Using unlicensed platforms and ecosystems is a very risky proposition for traders and investors of all locations, and should be avoided at all costs. There must be one or several reasons behind the fact that they have not sought or received an official license to perform their operations in a specific country.

Financial regulators of nations in which these platforms perform their operations are constantly looking to let the public know about the risks of doing business with them and let alone investing valuable resources. Such is the case of Germany, which has warned people through the Federal Financial Supervisory Authority (BaFin) about crypto exchange CoinBene.

Recruiting Freelancers and Paying them on Commission

The financial regulatory organization of the mentioned nation issued an official warning this week, specifically stating that the project in question, named CoinBene, is currently recruiting freelance crypto traders and they will, allegedly, get paid on commission, which sounds bad enough to begin with.

According to BaFin, crypto assets are recognized in Germany as financial instruments, and engaging into trading operations requires due authorization under the respective organism, in this case, Germany’s Banking Act, or Kreditwesengesetz (KWG).

In the same vein, BaFin clearly states that CoinBene is not a legitimate project because it is not listed in the country’s commercial register, whilst also failing to secure the proper licensure for trading these assets as the KWG requires. People using its services and products are, therefore, setting themselves for augmented risk and, ultimately, disappointment.

Denying the Claims

On the other hand, the company has answered inquiries in pat days when it comes to its presence in the European nation. To that effect, it has used its official Twitter account to completely deny that it is recruiting freelancers.

“We received numerous inquiries regarding our alleged hiring in Germany. But CoinBene is not planning to open any office nor hiring any representative in Germany. Nonetheless, we would like to thank those who actively reached out to us for your concern and understanding,” the project wrote on the microblogging site.

People in the industry suspect that CoinBene is being used to cover up a hack, and, of course, the crypto exchange has adamantly denied those accusations by saying that the flow of outgoing resources was due to ongoing and continuous maintenance.

A Top-10 Crypto Exchange

At the moment of writing this piece, CoinBene was comfortably in the top 10 in the ranking of crypto exchanges by adjusted trade volume, checking in at the eighth spot, according to the data center of CoinMarketCap.
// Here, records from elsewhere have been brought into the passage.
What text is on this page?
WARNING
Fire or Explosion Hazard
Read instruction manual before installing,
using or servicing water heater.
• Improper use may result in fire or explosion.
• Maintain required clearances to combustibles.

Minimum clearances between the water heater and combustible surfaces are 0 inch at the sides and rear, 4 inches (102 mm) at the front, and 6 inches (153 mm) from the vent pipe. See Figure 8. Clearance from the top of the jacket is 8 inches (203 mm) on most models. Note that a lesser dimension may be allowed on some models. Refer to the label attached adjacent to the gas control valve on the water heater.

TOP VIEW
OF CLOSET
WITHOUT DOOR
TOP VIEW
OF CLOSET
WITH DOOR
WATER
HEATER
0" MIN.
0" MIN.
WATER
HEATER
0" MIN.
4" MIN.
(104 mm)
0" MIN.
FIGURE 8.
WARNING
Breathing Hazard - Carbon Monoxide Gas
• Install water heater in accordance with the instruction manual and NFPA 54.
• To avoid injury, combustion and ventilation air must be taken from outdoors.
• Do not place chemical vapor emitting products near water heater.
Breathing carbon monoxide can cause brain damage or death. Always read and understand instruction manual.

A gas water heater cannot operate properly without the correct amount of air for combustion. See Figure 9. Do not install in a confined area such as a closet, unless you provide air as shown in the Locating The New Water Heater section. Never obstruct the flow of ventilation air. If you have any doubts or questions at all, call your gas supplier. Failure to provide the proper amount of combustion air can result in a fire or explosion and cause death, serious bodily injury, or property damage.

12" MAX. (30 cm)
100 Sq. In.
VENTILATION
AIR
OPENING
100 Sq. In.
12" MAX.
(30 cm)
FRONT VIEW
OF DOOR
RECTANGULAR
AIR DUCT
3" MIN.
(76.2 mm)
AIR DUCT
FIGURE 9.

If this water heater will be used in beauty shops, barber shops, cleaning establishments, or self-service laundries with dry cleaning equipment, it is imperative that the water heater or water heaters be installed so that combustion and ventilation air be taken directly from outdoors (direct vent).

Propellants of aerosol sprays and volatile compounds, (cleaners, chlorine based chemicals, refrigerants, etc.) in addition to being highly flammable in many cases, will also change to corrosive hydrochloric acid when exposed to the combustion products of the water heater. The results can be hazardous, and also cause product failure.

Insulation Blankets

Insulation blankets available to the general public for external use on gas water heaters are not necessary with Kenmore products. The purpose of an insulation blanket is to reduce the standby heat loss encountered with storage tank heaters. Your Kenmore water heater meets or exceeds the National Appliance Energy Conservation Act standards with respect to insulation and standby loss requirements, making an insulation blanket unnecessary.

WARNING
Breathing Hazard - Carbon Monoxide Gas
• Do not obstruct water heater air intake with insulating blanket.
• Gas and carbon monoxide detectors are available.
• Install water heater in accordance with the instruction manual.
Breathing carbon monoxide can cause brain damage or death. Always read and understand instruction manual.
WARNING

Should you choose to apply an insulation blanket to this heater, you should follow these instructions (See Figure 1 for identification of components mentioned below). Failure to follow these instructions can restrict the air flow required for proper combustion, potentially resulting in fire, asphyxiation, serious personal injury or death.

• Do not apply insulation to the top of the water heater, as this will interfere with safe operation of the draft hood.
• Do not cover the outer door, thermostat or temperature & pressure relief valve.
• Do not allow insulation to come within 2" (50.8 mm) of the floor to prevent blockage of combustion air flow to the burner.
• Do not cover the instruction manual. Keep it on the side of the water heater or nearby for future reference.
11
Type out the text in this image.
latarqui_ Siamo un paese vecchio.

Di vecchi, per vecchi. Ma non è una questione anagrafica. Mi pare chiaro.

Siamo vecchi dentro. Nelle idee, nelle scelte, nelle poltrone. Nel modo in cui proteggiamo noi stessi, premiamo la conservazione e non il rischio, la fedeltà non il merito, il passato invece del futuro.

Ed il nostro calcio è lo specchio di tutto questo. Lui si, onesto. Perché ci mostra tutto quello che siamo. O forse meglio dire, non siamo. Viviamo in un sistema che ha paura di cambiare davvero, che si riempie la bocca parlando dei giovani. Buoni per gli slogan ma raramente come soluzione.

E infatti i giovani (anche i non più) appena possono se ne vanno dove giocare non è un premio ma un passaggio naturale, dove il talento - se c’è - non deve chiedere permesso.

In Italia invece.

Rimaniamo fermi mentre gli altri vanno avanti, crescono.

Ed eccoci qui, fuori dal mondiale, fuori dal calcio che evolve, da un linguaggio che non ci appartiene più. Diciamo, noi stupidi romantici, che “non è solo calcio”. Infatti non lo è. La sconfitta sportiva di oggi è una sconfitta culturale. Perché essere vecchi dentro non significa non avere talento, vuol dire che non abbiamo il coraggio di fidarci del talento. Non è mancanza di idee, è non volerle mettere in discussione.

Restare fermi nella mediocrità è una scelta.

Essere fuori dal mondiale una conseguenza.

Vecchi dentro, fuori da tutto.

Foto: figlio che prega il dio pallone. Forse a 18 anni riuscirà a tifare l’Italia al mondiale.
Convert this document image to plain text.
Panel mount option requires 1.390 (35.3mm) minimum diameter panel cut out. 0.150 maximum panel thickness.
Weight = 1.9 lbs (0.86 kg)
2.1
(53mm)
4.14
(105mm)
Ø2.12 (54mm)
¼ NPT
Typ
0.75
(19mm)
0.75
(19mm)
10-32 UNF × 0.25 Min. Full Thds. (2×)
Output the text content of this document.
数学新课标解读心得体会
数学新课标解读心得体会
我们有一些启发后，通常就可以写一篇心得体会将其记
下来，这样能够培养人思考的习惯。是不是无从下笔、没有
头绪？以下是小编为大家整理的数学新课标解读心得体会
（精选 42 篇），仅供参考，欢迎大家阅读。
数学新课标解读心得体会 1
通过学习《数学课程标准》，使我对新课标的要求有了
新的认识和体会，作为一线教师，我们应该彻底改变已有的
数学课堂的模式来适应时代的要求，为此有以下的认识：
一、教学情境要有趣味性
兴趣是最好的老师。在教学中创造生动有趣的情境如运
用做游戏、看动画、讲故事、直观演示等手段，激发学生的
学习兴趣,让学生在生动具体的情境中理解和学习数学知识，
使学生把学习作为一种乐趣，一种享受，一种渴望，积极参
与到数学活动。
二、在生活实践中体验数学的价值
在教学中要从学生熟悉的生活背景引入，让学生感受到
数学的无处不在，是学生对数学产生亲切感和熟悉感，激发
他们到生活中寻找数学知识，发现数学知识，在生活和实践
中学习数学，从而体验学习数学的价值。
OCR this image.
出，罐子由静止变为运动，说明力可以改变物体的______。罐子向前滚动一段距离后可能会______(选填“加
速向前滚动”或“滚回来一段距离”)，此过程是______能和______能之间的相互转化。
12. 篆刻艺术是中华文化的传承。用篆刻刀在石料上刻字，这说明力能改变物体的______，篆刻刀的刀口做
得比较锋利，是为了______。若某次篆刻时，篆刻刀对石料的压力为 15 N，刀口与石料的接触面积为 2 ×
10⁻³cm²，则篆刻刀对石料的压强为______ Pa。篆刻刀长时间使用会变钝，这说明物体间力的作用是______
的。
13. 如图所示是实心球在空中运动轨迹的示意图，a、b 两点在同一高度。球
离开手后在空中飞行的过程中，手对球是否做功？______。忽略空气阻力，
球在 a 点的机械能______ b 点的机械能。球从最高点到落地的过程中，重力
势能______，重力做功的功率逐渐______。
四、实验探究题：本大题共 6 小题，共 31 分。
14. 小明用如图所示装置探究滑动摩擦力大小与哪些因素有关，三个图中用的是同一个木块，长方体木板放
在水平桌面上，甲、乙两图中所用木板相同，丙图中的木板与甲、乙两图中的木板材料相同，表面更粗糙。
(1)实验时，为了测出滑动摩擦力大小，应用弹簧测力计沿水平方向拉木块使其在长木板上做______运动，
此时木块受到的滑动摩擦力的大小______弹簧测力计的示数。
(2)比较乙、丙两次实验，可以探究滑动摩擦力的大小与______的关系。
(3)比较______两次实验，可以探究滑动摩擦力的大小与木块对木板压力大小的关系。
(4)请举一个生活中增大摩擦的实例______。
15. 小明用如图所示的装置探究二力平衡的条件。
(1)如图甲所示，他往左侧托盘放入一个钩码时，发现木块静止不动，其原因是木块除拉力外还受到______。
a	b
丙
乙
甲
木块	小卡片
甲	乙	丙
The firm’s trade volume is approximately $1.63 billion, which is fairly significant.

Analysts at Elementus, a blockchain infrastructure company, revealed that whilst findings of an investigation were not enough to refure CoinBene’s claims, by examining the outgoing transactions, they could see details that were also common in a hack.

The current CEO of HowDoo, David Brierley, says that he lost roughly $209,000 (approximately 18.4 million uDOO) in the process, and is looking to file a suit against the exchange in question.